Religious freedom in fact, particularly that of Christians, is under attack in many places. The numbers are impressive: “The United Nations High Commissioner for Refugees (UNHCR) notes that about 84 million people were forcibly displaced in 2021, 26 million of them outside the borders of their own country. Well, among these displaced people, many are Christians fleeing persecution.”
Many of these religious refugees are women. For them, staying in their homeland can be even worse, as another recently published report from the pontifical-law foundation Aid to the Church in Need (ACS), entitled “Hear Her Cries: The kidnapping, forced conversion and sexual victimisation of Christian women and girls” . Also in this case The numbers speak for themselves and confirm “[…] an already known and terribly growing trend of rapes, forced marriages and forced conversions. The document reports in detail the recurring cases, drawing in particular on the realities of Egypt, Iraq, Syria, Mozambique, Nigeria and Pakistan”.
In fact, in addition to the well-known and lesser-known cases in Pakistan, Egypt also presents a worrying scenario of religious persecution of women and their children. Michele Clark, human rights expert, professor in the Elliott School of International Affairs in Washington and co-author of the ACS report, states that “[…] violence against Christian women is a weapon to fight religious minorities. Moreover, it has to do with the very structure of Islamic law.”
This law provides, continues the researcher, that “[…] for a woman converted by force or forced by violence to marry a Muslim man, the return to the Christian faith is impossible, even if she manages to free herself or is repudiated. If the woman has children, they will always remain Muslims”.

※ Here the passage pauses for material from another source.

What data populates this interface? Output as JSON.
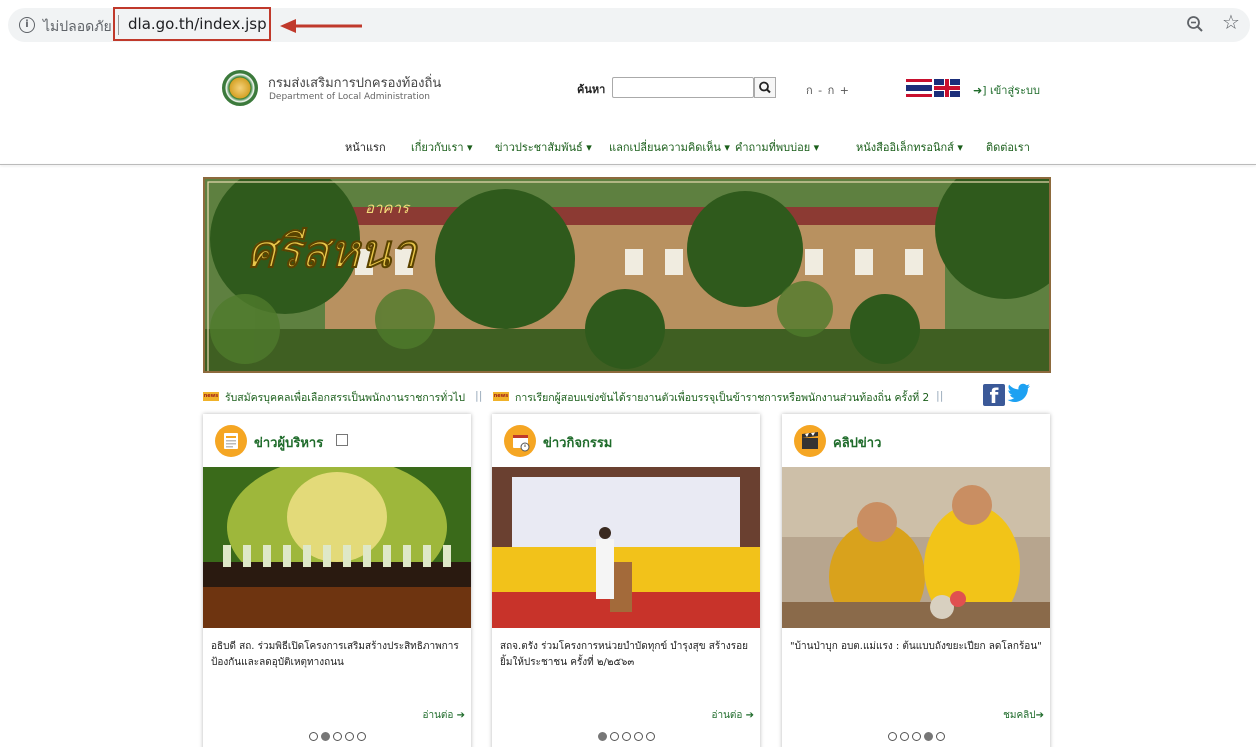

Kidnapping, rape, forcibly converting and forcing into Muslim marriage, all unprecedented violence that the above-mentioned reports unfortunately recount as a widespread reality against women and girls, even very young ones, “[…] does not only mean to take away a single person from his own community, the Christian community. It means taking away a mother and her children”.
It happens in Egypt against Christian women, and it happens in a different way in Xinjiang of the People’s Republic of China against Uyghur Muslim women: those who suffer are, always, women. And their children, born or killed before they were born.